Alice assentiu, um leve aceno de cabeça, mas a verdade era que ela não sabia se teria coragem de ligar. Havia uma parte dela que ainda acreditava que deveria enfrentar tudo sozinha, que pedir ajuda era sinal de fraqueza. Ela não disse nada, apenas observou Luísa sair e fechou os olhos por um momento, deixando que o silêncio voltasse a preencher o espaço vazio do apartamento.

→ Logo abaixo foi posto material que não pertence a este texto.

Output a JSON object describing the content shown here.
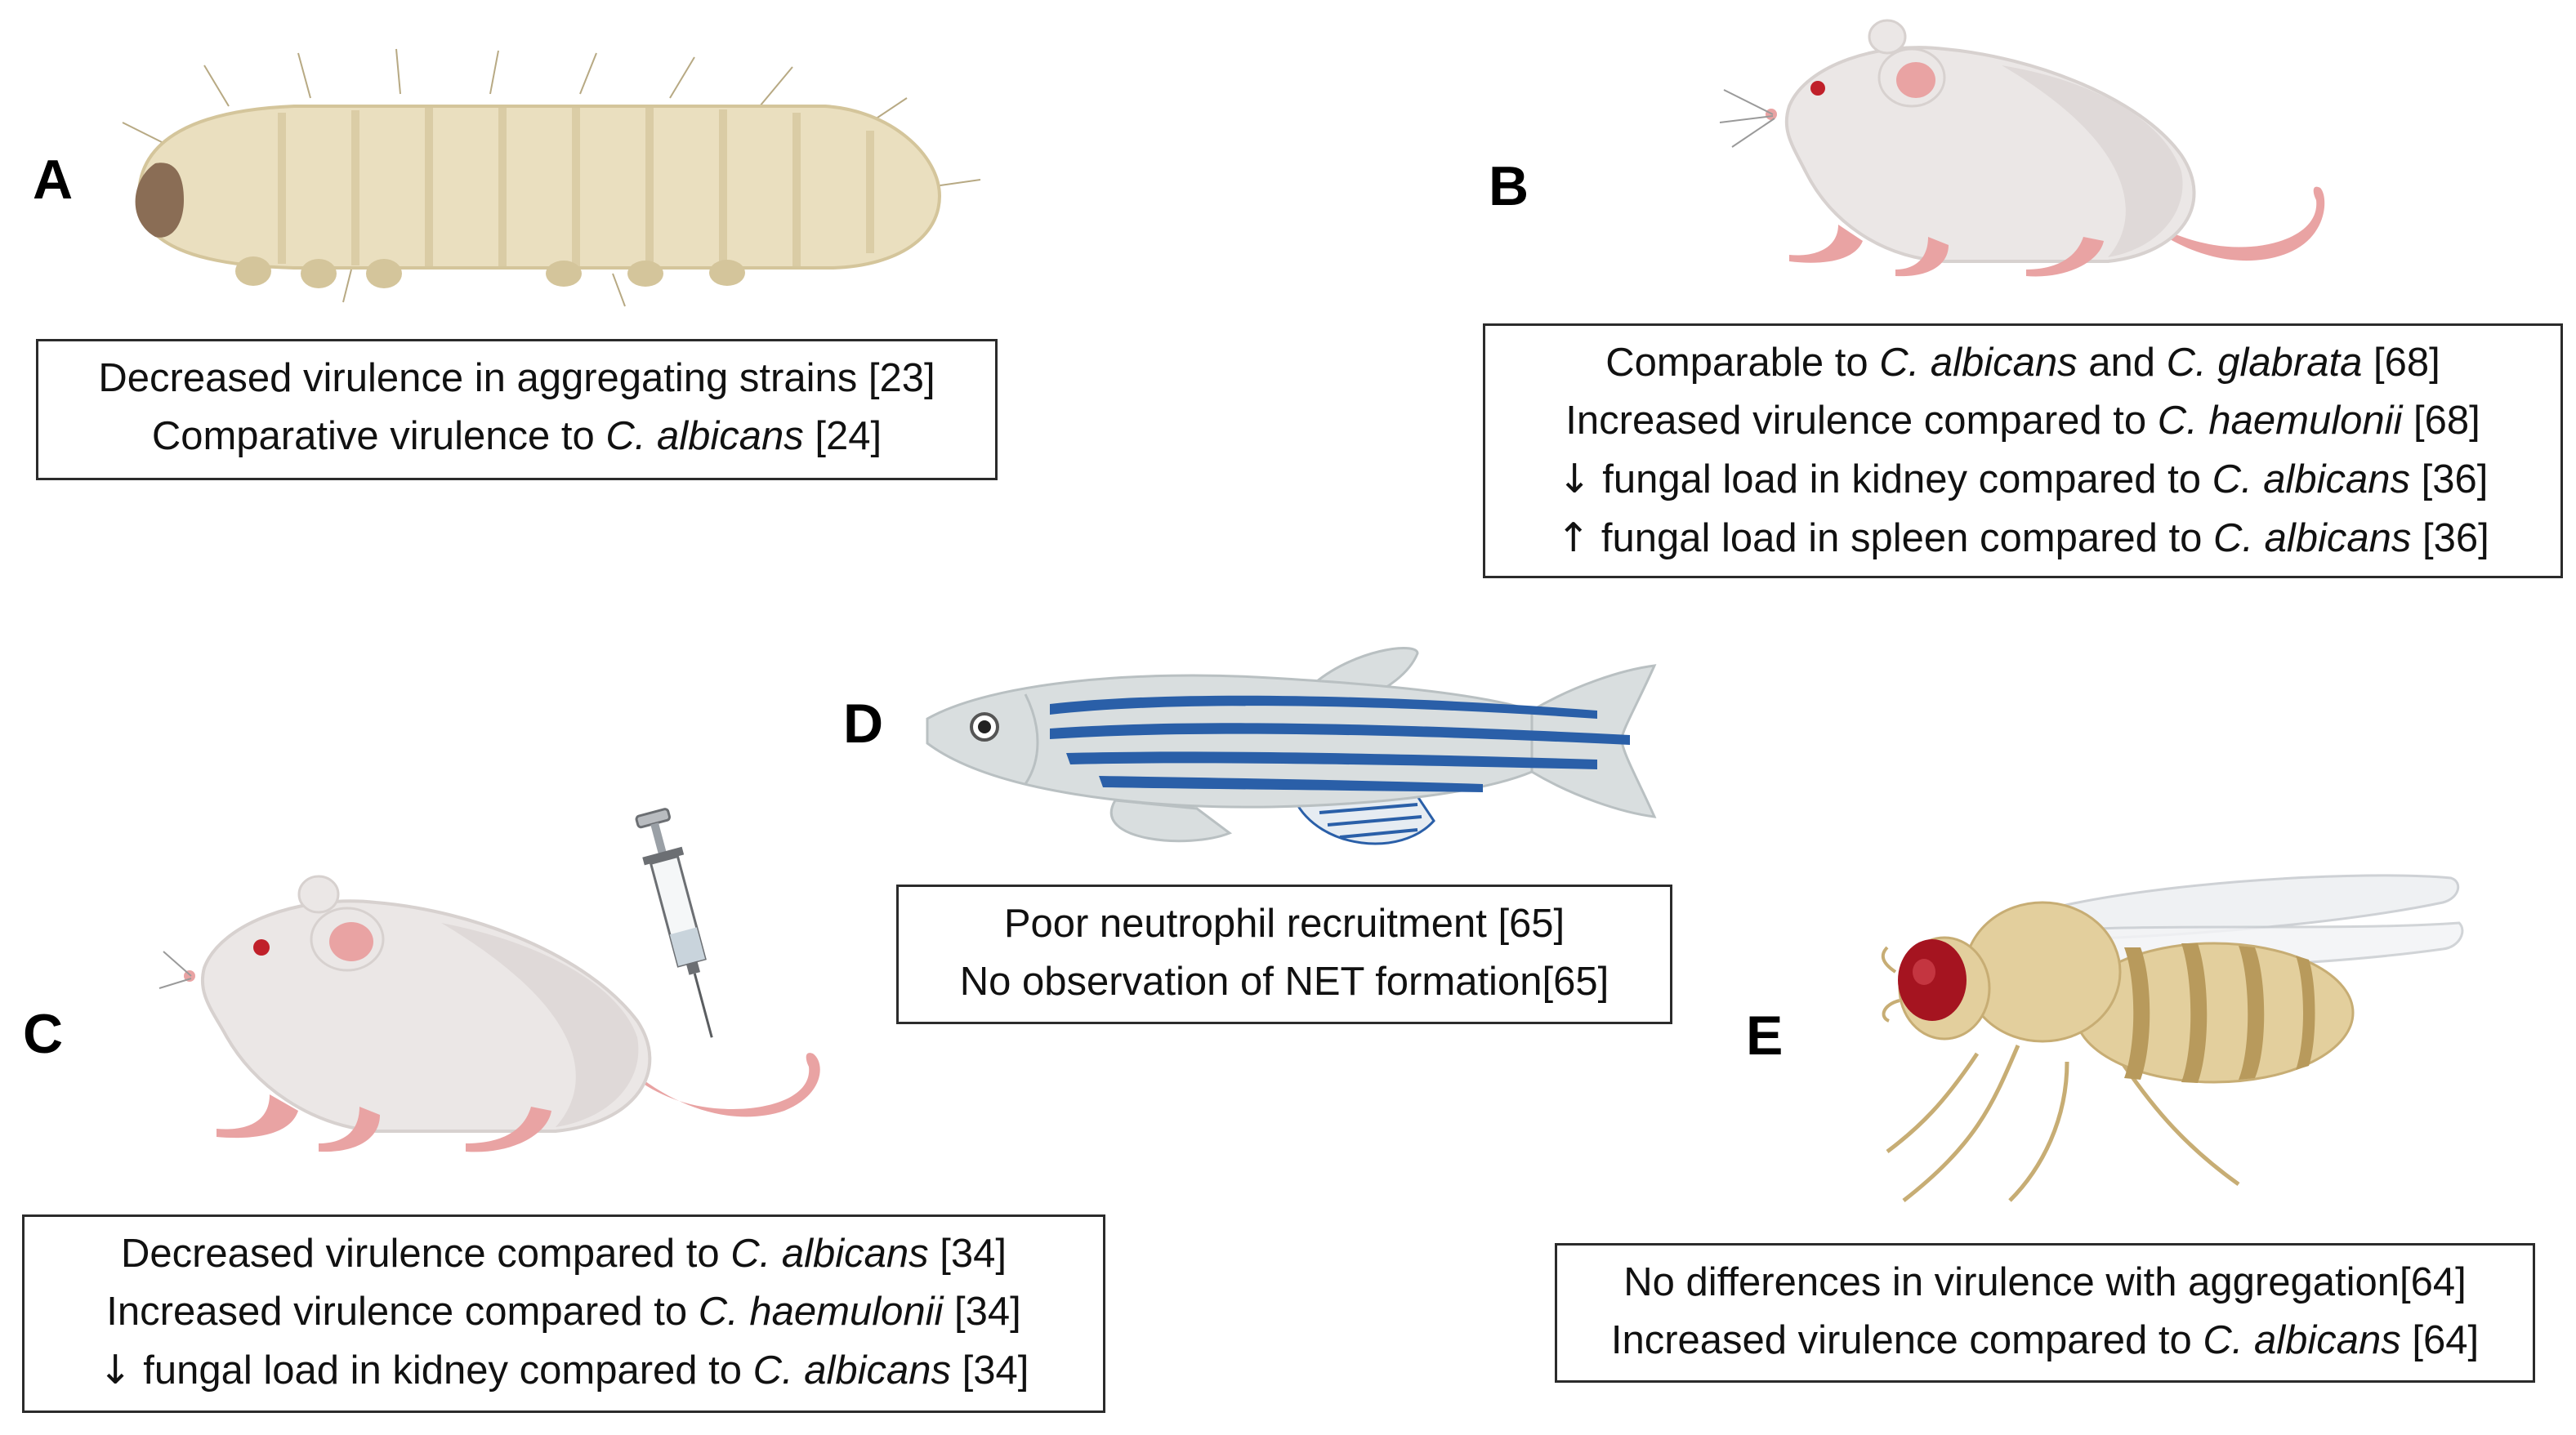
{
  "panels": {
    "A": {
      "label": "A",
      "lines": [
        [
          {
            "t": "Decreased virulence in aggregating strains [23]"
          }
        ],
        [
          {
            "t": "Comparative virulence to "
          },
          {
            "t": "C. albicans",
            "i": true
          },
          {
            "t": " [24]"
          }
        ]
      ]
    },
    "B": {
      "label": "B",
      "lines": [
        [
          {
            "t": "Comparable to "
          },
          {
            "t": "C. albicans",
            "i": true
          },
          {
            "t": " and "
          },
          {
            "t": "C. glabrata",
            "i": true
          },
          {
            "t": " [68]"
          }
        ],
        [
          {
            "t": "Increased virulence compared to "
          },
          {
            "t": "C. haemulonii",
            "i": true
          },
          {
            "t": " [68]"
          }
        ],
        [
          {
            "t": "↓",
            "a": true
          },
          {
            "t": " fungal load in kidney compared to "
          },
          {
            "t": "C. albicans",
            "i": true
          },
          {
            "t": " [36]"
          }
        ],
        [
          {
            "t": "↑",
            "a": true
          },
          {
            "t": " fungal load in spleen compared to "
          },
          {
            "t": "C. albicans",
            "i": true
          },
          {
            "t": " [36]"
          }
        ]
      ]
    },
    "C": {
      "label": "C",
      "lines": [
        [
          {
            "t": "Decreased virulence compared to "
          },
          {
            "t": "C. albicans",
            "i": true
          },
          {
            "t": " [34]"
          }
        ],
        [
          {
            "t": "Increased virulence compared to "
          },
          {
            "t": "C. haemulonii",
            "i": true
          },
          {
            "t": " [34]"
          }
        ],
        [
          {
            "t": "↓",
            "a": true
          },
          {
            "t": " fungal load in kidney compared to "
          },
          {
            "t": "C. albicans",
            "i": true
          },
          {
            "t": " [34]"
          }
        ]
      ]
    },
    "D": {
      "label": "D",
      "lines": [
        [
          {
            "t": "Poor neutrophil recruitment [65]"
          }
        ],
        [
          {
            "t": "No observation of NET formation[65]"
          }
        ]
      ]
    },
    "E": {
      "label": "E",
      "lines": [
        [
          {
            "t": "No differences in virulence with aggregation[64]"
          }
        ],
        [
          {
            "t": "Increased virulence compared to "
          },
          {
            "t": "C. albicans",
            "i": true
          },
          {
            "t": " [64]"
          }
        ]
      ]
    }
  },
  "colors": {
    "larva": "#eadfbf",
    "larva_shade": "#d4c59b",
    "larva_head": "#8a6d55",
    "mouse_body": "#ebe7e6",
    "mouse_shade": "#d7d1cf",
    "mouse_pink": "#e9a3a3",
    "mouse_eye": "#c0202a",
    "fish_body": "#d9dedf",
    "fish_stripe": "#2a5fa8",
    "fly_body": "#e3cf9d",
    "fly_stripe": "#b89a5c",
    "fly_eye": "#a51420",
    "box_border": "#2b2b2b"
  },
  "icons": [
    "waxworm-larva-icon",
    "mouse-icon",
    "injected-mouse-icon",
    "syringe-icon",
    "zebrafish-icon",
    "fruit-fly-icon"
  ]
}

Quando a porta se fechou, o vazio pareceu ainda mais esmagador. Alice olhou ao redor, e o ambiente, que por alguns minutos tinha se tornado quase acolhedor com a presença de Luísa, agora parecia hostil. As paredes pareciam se aproximar, e o ar frio parecia querer roubar a pouca energia que restava nela. O peso do passado, que por um instante havia se aliviado, parecia agora voltar com ainda mais força. Ela se sentou no chão, encostada na cama, e puxou os joelhos contra o peito, sentindo o frio da madeira contra a pele.

As lembranças dos pais surgiram de forma abrupta. Os rostos, as vozes, as risadas abafadas que pareciam ecoar em algum canto da memória, mas que ela não conseguia mais alcançar completamente. Era como tentar se lembrar de um sonho que vai se desfazendo aos poucos. Alice sabia que eles se foram, sabia que não voltariam, mas parte de si ainda tentava se agarrar a eles, à memória do que eles foram e ao vazio que deixaram. O alívio temporário de ter compartilhado sua dor com Luísa parecia não ser suficiente para preencher o espaço que os pais ocupavam.

"Vocês me deixaram", ela sussurrou para o vazio, como se pudesse acusar os próprios fantasmas de sua dor. "E eu não sei o que fazer agora. Não sei como seguir sozinha."

Mas sabia que as palavras não mudariam nada. O vazio estava lá, profundo e imutável, e ela precisaria conviver com ele de alguma forma. Não era uma questão de superação; era uma questão de sobrevivência. Tentou respirar fundo, mas o ar parecia denso demais. O coração batia acelerado, como se o próprio corpo tentasse resistir a toda aquela carga emocional.

Naquela noite, o apartamento escuro parecia se tornar um reflexo fiel da alma de Alice, mergulhada em uma luta silenciosa.